Ahora te toca recordar dónde has dejado aquella publicidad con su número estampado. Como no tienes un teléfono más inteligente que tú con Internet —¿verdad?—, solo se te ocurre recurrir a las Páginas Amarillas que dejaron la semana pasada delante de tu puerta —y que, por fin, recoges de allí—. Ya con el número en tu poder, coges tu móvil —la idea de buscar el teléfono fijo es estúpida—.

Llamas.

Vuelves a intentarlo cinco minutos después.

Llamas una tercera. Bien dicho que sea ésta en la que alguien vence —o algo así escuchaste, tampoco recuerdas cómo era el dicho… ¿importa?—. Una voz cansada desluce la conversación desde el otro lado, casi se te quita el hambre al oírla.

—¿Qué deseas? —Por no mostrarte demasiado efusivo con tus gustos le respondes con simpleza: «una pizza».

Su siguiente pregunta te desconcierta, ya de por sí no piensas demasiado y que alguien al otro lado de un auricular te pida que le especifiques de qué quieres la pizza… Suspiras y con esfuerzo recuerdas que te gusta el queso.

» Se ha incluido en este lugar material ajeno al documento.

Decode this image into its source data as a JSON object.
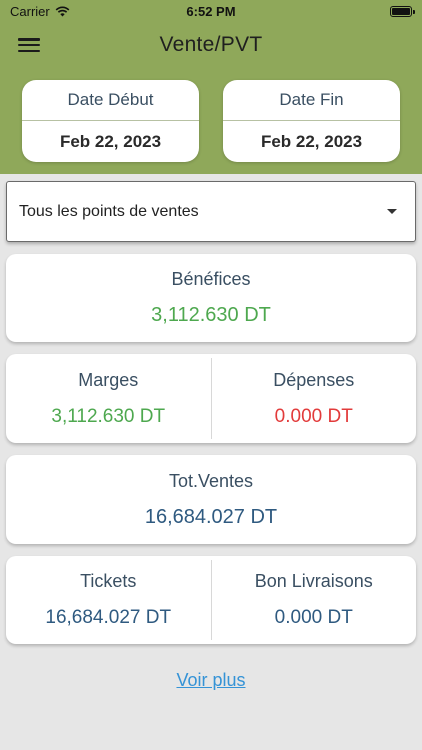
{
  "status_bar": {
    "carrier": "Carrier",
    "time": "6:52 PM"
  },
  "header": {
    "title": "Vente/PVT",
    "menu_icon": "hamburger-icon"
  },
  "dates": {
    "start_label": "Date Début",
    "start_value": "Feb 22, 2023",
    "end_label": "Date Fin",
    "end_value": "Feb 22, 2023"
  },
  "dropdown": {
    "selected": "Tous les points de ventes"
  },
  "benefices": {
    "label": "Bénéfices",
    "value": "3,112.630 DT"
  },
  "marges": {
    "label": "Marges",
    "value": "3,112.630 DT"
  },
  "depenses": {
    "label": "Dépenses",
    "value": "0.000 DT"
  },
  "tot_ventes": {
    "label": "Tot.Ventes",
    "value": "16,684.027 DT"
  },
  "tickets": {
    "label": "Tickets",
    "value": "16,684.027 DT"
  },
  "bon_livraisons": {
    "label": "Bon Livraisons",
    "value": "0.000 DT"
  },
  "voir_plus": "Voir plus",
  "colors": {
    "header_bg": "#8fa85a",
    "positive": "#4ea84f",
    "negative": "#e23b3b",
    "neutral_value": "#2f5a80",
    "label": "#3a4f62",
    "link": "#3593d6"
  }
}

Gracias al cielo, la mujer al otro lado parece que comienza a llevar los pantalones en la conversación —se lo agradeces con tu silencio— y te comienza a enumerar los ingredientes que también puedes añadir sobre la masa y el queso.

—No —respondes. Te ha saturado y te entra el pánico. Ella vuelve a comenzar con la enumeración y tú, tras contener la respiración, respondes con desesperación el último ingrediente que dice—. Patatas fritas.

—¿Algo más?

Tienes que reconocer que es osada, lo que te disgusta.

—No —respondes.

—¿Algo para picar?

—No.

—¿Bebida?

—Solo pizza.

Te fastidia haber tenido que utilizar más allá de un monosílabo. Pero confías en que te ayude a finalizar el maldito trámite. ¿Tanto esfuerzo cuesta una pizza? Mas tu fe en la raza humana en los siguientes minutos se convierte en cenizas.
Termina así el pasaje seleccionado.